1. Field of the Invention
This invention relates generally to digital data transmission, and more particularly to a method for such transmission as a serial stream of N-bit words, each word being transmitted in a parallel format of the bits arranged with frequency spacing within a standard FCC channel.
2. Description of Related Art
Communication by wireless transmission with both analog and digital signals is well known in the art. Analog signals vary with time, frequency, amplitude or other characteristics of the signals in order to impress information onto the signals. Generally speaking digital signals vary simply by being in one of two or more signal states at each moment in time. Paging is an important application that has moved to standardize on the use of digital data transfer and is most often uses a binary coding system. Typical assigned bandwidth are in the range of 25 KHz. And state of the art technique is to use serial transmission either in two or four level code. Within an assigned bandwidth of 25 KHz typically 10 KHz is used to transmit binary data and the remaining 15 KHz is used as guard bands to insure separation of one channel to the next. A given signal is typically transmitted by tuning the transmitter to a frequency that is 5 KHz above and a second frequency that is 5 KHz below the center of the band in order to represent binary ones and zeros respectively.

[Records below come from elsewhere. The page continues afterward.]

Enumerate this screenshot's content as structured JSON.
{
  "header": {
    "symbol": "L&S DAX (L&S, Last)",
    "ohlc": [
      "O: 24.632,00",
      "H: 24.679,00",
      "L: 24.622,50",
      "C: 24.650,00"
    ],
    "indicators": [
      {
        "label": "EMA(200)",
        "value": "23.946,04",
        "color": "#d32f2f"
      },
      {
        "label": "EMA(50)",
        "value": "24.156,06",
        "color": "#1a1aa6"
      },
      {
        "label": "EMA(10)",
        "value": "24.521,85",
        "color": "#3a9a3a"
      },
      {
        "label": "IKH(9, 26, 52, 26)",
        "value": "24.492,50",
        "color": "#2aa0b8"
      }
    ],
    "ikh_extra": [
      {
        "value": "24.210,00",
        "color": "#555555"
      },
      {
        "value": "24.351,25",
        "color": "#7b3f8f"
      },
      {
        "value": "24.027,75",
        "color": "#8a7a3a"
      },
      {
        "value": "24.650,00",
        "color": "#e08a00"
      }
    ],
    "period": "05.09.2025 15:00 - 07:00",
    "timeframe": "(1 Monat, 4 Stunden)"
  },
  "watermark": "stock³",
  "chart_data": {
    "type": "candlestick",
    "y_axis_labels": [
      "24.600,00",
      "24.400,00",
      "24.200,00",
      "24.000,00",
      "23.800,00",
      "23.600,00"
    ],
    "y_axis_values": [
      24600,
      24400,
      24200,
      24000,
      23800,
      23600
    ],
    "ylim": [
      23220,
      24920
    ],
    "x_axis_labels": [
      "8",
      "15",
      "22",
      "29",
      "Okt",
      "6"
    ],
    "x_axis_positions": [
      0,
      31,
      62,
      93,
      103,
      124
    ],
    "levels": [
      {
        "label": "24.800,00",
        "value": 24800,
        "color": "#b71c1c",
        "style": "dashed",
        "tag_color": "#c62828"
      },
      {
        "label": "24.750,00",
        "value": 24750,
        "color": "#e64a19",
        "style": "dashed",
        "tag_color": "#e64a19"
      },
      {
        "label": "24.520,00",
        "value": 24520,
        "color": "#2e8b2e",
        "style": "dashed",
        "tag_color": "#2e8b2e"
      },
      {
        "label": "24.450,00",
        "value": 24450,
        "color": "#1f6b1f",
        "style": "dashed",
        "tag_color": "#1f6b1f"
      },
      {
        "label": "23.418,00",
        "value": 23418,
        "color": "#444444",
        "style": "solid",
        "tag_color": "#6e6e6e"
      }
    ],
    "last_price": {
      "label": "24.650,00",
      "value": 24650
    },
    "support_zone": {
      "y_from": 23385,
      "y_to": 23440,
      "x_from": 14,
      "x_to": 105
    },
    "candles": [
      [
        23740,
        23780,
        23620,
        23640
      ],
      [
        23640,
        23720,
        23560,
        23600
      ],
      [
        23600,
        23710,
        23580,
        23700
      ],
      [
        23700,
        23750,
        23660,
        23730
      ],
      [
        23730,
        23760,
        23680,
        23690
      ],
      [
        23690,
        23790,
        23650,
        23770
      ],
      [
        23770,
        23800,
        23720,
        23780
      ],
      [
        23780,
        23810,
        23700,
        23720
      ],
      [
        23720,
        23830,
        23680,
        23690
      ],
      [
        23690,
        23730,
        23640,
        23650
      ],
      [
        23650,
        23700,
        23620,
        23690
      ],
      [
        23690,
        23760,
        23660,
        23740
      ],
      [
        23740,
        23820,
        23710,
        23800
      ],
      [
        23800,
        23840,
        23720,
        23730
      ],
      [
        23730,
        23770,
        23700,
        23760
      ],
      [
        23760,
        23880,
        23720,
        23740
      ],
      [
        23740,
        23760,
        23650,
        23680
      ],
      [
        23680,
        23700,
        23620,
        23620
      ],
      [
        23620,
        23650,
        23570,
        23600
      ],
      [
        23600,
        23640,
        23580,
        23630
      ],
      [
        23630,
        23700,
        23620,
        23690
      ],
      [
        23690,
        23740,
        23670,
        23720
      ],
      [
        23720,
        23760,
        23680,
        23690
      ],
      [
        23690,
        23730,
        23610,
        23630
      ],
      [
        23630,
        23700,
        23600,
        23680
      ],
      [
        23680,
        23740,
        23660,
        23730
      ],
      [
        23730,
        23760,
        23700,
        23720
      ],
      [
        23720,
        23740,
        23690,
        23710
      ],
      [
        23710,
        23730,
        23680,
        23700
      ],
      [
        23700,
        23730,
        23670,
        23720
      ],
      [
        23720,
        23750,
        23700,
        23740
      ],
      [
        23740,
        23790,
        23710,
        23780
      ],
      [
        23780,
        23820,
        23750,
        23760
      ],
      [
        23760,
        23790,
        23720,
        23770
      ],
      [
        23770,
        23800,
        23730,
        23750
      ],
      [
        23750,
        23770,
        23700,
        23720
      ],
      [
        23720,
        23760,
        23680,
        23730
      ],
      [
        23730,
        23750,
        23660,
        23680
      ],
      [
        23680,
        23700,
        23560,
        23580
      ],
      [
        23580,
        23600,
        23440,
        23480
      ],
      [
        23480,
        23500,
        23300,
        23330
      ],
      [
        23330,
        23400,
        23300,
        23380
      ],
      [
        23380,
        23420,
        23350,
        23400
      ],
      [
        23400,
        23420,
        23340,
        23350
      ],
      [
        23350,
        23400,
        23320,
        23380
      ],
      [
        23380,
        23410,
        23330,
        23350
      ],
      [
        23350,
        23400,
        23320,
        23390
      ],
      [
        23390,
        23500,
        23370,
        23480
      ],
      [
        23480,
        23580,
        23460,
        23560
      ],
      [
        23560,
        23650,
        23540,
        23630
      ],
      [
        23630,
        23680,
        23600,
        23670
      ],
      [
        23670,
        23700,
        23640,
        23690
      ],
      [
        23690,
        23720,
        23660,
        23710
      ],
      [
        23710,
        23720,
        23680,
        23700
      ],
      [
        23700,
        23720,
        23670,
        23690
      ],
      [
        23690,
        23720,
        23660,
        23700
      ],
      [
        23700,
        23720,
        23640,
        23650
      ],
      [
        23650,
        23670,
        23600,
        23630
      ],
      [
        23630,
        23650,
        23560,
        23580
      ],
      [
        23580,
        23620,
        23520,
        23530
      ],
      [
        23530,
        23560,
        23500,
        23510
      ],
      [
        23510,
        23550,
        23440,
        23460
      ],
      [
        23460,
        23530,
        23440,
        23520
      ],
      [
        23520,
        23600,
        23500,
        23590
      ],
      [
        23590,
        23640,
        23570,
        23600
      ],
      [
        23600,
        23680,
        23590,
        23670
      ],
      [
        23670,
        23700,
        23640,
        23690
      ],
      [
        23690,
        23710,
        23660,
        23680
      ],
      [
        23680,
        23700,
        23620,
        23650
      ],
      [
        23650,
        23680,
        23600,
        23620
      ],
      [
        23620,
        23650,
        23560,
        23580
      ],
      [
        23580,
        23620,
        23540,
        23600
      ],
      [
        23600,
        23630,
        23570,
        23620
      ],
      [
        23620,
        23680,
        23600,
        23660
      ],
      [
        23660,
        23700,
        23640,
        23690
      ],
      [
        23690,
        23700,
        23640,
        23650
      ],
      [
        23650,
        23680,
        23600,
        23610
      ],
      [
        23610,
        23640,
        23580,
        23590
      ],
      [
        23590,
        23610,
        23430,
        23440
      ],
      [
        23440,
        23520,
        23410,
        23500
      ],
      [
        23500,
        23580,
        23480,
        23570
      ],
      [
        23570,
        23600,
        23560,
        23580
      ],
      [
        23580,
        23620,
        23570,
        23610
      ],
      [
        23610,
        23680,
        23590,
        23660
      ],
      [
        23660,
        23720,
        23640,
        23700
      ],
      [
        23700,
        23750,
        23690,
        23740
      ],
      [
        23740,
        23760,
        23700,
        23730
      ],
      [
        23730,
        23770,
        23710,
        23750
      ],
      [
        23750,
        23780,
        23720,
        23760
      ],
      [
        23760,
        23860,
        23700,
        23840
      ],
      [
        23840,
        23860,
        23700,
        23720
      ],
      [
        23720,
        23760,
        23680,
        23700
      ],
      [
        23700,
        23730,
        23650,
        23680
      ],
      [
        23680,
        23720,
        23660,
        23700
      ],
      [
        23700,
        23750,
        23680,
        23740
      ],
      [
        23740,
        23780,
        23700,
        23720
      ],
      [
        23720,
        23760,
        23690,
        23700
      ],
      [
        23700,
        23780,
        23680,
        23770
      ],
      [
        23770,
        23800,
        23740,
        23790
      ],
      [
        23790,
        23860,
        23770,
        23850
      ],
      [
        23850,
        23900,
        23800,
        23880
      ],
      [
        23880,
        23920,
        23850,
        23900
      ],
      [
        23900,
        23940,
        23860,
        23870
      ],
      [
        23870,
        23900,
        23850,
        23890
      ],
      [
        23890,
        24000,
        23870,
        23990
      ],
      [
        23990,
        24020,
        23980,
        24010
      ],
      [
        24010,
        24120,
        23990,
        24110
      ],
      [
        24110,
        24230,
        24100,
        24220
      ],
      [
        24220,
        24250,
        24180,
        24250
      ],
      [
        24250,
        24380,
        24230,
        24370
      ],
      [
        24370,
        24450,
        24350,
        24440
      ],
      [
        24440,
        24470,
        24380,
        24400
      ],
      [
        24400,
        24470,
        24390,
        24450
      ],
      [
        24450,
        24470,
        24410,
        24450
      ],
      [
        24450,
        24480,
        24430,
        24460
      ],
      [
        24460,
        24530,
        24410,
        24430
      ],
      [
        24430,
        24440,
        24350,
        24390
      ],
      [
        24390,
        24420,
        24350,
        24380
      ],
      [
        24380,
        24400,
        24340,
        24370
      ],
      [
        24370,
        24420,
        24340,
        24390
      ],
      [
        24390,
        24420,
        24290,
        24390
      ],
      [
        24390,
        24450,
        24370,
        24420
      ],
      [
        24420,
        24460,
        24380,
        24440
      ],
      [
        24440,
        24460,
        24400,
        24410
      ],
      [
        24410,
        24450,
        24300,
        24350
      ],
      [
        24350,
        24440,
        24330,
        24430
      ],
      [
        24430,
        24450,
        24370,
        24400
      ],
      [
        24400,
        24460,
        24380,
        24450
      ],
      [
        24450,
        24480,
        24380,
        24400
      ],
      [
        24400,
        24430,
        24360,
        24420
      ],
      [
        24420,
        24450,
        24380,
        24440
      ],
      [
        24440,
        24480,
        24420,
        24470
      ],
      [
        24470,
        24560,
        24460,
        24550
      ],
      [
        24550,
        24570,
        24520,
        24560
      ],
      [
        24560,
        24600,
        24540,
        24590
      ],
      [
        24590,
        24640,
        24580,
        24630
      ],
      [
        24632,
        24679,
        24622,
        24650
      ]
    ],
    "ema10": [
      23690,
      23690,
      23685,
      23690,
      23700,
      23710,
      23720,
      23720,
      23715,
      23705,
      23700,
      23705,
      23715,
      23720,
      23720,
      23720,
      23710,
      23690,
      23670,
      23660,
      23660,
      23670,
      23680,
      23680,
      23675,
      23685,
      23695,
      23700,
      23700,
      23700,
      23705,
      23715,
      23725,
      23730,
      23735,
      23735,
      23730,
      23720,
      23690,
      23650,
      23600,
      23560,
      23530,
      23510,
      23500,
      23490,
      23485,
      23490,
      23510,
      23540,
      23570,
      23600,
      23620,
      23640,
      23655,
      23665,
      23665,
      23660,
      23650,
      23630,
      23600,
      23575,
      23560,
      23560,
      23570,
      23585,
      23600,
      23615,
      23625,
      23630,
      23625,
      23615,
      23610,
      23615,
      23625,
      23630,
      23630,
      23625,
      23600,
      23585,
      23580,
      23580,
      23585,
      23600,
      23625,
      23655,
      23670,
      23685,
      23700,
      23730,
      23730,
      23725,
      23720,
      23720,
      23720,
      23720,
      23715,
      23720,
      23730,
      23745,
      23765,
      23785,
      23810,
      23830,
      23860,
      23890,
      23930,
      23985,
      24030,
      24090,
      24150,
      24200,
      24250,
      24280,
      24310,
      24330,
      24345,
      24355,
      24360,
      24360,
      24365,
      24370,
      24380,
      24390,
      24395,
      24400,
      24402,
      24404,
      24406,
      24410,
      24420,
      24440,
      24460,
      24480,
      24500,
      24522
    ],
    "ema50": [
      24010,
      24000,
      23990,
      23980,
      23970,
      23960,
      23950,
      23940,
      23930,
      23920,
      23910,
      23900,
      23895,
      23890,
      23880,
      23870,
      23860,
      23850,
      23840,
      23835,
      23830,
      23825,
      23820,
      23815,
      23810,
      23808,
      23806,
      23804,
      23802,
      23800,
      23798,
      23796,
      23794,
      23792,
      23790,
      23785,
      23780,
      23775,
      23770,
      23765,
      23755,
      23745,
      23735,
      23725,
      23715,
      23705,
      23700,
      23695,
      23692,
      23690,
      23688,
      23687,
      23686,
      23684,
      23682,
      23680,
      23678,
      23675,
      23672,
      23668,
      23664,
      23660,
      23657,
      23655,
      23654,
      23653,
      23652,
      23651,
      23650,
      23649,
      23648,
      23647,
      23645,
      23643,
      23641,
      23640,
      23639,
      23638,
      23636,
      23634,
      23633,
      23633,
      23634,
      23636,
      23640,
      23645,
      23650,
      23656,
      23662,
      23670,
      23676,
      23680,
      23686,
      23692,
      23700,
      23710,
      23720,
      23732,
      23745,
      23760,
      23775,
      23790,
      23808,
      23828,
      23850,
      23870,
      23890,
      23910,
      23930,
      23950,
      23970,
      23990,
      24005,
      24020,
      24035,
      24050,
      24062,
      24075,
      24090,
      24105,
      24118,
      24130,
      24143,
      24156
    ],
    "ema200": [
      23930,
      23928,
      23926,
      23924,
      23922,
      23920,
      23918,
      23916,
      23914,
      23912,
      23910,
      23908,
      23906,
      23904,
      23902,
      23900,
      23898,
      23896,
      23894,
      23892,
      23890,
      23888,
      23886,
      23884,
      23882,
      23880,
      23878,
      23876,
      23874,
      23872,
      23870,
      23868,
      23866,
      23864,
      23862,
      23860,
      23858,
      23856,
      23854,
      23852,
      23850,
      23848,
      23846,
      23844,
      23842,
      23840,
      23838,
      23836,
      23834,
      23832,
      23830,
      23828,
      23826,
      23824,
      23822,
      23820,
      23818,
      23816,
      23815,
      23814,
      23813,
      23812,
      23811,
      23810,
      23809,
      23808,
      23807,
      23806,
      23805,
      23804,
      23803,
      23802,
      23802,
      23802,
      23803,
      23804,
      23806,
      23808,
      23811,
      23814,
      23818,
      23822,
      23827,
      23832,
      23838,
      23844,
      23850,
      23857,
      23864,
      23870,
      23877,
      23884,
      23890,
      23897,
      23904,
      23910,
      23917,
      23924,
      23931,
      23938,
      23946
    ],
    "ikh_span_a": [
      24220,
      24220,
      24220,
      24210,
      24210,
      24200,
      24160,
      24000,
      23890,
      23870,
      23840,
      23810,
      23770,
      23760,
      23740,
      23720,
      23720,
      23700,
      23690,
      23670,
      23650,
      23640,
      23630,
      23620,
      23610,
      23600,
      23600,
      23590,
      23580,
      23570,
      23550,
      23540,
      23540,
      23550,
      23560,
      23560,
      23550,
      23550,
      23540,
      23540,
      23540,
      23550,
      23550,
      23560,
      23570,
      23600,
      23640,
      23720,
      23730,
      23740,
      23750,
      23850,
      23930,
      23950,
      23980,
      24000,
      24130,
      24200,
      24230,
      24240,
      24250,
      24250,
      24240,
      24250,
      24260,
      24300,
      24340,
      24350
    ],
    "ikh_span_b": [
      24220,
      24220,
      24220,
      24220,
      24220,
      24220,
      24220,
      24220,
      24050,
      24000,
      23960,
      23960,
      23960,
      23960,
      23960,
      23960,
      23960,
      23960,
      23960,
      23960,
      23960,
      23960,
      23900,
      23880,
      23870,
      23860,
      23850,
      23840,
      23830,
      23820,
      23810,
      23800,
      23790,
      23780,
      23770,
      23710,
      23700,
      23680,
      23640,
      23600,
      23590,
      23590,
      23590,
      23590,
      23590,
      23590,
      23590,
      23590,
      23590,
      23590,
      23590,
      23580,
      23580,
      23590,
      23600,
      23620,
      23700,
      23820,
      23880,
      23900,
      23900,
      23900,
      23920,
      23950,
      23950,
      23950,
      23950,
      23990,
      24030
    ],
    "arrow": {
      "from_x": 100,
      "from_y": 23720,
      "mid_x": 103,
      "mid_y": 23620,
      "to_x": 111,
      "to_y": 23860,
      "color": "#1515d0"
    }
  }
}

Currently, the state of the art is limited to approximately 6400 bits of information per second due to inherent physical limitations in the propagation of electromagnetic energy signals.
To improve on the rate of data transmission it will be necessary to either transmit at a higher rate of speed, improve the pulse rate per second, or pack additional pulses in parallel into the existing bandwidth. The latter technique is the subject of the present invention.
The prior art teaches the use of narrow band transmission of digital data signals. However, the prior art does not teach that such signals may consist of parallel bursts of binary formatted data. The present invention fulfills these needs and provides further related advantages as described in the following summary.